Dataset lineage

Overview

A dataset doesn't exist in isolation; rather, datasets can be built on top of tables that are derived from other datasets. That means that changing one dataset can impact downstream datasets or that data issues in a dataset may be caused by upstream datasets. Reviewing the source of the data and dependencies directly in Simon via Dataset lineage helps you visualize the relationships between datasets.

For example: if dataset A fails, you can quickly see that dataset B will also be affected because it's dependent on A. Likewise, if you update a query in dataset A then you could break dataset B. Checking the lineage before making changes can help you prevent these issues

1058

Dataset lineage

Dataset lineage is available at the dataset level and shows dependencies within Simon for the following dataset types using the Simon Snowflake database:

  • Contact Data
  • Data Lake
  • Simon Warehouse

🚧

Upstream datasets must complete their extract step prior to dependent downstream datasets

This means downstream dataset lineage is not up to date until the upstream dataset has completed its extract step.
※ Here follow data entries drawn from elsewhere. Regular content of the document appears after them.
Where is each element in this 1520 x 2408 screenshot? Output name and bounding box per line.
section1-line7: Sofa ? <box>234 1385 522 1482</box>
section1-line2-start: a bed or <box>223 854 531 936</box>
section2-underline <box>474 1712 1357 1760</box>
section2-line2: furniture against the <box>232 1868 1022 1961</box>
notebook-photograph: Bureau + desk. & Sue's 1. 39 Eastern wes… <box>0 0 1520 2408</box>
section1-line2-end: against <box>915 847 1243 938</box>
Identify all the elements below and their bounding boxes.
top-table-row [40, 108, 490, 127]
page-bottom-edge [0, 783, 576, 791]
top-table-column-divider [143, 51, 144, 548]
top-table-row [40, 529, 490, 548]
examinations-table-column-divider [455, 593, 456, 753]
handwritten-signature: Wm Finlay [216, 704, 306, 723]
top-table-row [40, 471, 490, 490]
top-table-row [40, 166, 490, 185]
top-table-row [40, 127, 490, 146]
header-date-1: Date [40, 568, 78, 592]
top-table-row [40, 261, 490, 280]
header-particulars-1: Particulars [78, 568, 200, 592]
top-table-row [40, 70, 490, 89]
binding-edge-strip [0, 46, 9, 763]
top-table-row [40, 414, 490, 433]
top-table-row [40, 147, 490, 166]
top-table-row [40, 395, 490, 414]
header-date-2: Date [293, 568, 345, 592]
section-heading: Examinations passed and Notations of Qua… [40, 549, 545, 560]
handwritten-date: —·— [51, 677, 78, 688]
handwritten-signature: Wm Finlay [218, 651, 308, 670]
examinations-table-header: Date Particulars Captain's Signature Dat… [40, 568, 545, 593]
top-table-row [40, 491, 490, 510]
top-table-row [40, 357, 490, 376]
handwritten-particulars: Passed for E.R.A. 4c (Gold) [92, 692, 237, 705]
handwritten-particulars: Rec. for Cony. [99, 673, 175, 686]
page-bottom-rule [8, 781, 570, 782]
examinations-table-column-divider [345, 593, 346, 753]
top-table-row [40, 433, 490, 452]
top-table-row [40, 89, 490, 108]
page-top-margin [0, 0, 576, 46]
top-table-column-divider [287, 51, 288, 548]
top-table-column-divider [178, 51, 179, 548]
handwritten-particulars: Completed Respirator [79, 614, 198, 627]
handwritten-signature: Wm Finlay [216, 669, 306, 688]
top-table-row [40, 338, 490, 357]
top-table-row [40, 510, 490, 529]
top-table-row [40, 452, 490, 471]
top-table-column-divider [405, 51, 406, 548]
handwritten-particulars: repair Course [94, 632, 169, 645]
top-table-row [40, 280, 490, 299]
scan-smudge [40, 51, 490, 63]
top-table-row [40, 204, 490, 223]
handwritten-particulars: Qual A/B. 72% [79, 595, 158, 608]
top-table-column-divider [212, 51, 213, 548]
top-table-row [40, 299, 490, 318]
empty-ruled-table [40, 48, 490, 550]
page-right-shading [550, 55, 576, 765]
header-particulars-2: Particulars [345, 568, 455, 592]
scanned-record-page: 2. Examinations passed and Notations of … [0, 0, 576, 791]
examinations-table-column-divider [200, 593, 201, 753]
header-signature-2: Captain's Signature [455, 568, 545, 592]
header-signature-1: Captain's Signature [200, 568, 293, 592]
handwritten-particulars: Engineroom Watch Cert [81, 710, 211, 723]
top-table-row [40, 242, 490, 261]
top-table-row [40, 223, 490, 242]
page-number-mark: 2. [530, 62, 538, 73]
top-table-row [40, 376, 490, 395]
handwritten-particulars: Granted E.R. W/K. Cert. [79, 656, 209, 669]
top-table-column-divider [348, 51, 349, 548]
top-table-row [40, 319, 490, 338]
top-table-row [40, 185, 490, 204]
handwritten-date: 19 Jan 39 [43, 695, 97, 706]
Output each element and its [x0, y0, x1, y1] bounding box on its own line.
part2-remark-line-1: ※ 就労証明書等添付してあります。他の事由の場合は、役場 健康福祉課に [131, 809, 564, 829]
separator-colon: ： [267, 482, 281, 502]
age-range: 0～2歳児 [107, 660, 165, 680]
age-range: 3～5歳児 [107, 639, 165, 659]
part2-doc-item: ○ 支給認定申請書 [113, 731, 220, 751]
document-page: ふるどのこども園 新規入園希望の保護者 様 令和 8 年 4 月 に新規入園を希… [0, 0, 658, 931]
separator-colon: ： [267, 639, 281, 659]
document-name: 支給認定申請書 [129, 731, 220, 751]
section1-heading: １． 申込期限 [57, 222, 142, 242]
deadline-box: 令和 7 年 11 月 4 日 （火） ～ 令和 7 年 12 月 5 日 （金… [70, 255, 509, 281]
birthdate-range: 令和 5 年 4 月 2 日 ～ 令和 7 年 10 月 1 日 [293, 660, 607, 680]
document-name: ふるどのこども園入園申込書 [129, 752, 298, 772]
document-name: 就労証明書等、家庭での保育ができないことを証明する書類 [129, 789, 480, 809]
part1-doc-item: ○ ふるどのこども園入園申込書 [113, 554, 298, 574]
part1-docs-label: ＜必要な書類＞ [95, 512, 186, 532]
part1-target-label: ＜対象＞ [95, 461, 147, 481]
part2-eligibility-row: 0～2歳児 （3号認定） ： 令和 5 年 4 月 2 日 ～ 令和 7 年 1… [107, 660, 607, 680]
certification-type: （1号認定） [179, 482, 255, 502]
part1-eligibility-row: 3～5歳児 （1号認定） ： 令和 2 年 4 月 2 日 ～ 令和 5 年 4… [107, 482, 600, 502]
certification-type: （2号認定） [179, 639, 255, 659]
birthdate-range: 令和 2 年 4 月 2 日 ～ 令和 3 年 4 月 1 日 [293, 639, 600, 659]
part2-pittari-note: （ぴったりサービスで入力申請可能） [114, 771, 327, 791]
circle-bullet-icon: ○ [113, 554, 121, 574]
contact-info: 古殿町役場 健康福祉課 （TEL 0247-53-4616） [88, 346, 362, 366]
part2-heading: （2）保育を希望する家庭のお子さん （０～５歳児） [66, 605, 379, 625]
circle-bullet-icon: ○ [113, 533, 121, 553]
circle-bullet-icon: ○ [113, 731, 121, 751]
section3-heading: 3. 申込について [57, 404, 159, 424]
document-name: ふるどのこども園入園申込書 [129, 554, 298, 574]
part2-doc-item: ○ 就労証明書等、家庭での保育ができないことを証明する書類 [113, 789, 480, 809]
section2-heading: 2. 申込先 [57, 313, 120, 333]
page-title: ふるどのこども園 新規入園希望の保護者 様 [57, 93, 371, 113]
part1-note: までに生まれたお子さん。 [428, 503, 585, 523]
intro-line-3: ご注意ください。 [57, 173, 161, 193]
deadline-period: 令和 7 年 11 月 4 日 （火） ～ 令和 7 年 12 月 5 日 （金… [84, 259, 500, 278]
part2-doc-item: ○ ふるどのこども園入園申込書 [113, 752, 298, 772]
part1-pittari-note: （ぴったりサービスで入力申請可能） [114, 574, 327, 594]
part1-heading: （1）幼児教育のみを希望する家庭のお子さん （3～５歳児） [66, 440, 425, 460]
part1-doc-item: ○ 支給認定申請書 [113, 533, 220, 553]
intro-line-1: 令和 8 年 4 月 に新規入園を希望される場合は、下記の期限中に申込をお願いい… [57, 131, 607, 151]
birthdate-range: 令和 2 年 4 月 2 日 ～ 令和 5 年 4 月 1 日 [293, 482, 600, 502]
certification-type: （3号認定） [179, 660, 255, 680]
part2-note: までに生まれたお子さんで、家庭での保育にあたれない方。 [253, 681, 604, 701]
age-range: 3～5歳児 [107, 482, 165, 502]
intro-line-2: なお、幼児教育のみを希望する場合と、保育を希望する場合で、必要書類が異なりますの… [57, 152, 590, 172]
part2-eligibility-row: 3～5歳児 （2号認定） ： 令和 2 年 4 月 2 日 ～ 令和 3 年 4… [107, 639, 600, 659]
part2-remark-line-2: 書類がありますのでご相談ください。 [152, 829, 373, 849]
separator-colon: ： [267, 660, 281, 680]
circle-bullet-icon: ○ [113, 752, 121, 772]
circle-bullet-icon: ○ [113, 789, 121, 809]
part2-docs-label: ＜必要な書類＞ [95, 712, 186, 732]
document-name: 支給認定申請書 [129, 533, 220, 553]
In the image above, Lineage Test is not up to date until Cody DAG 1 has completed its extract step.


View dataset lineage

  1. From the left navigation, expand Datasets.
  2. Click Datasets.
  3. Search for and click the dataset name you want to view lineage for. The dataset summary displays.
  4. Click the Lineage tab.
372
  1. Click the pink links within the lineage to open the dataset in the editor.
1090

Click link to open editor

  1. Click the Lineage tab to return to the lineage view.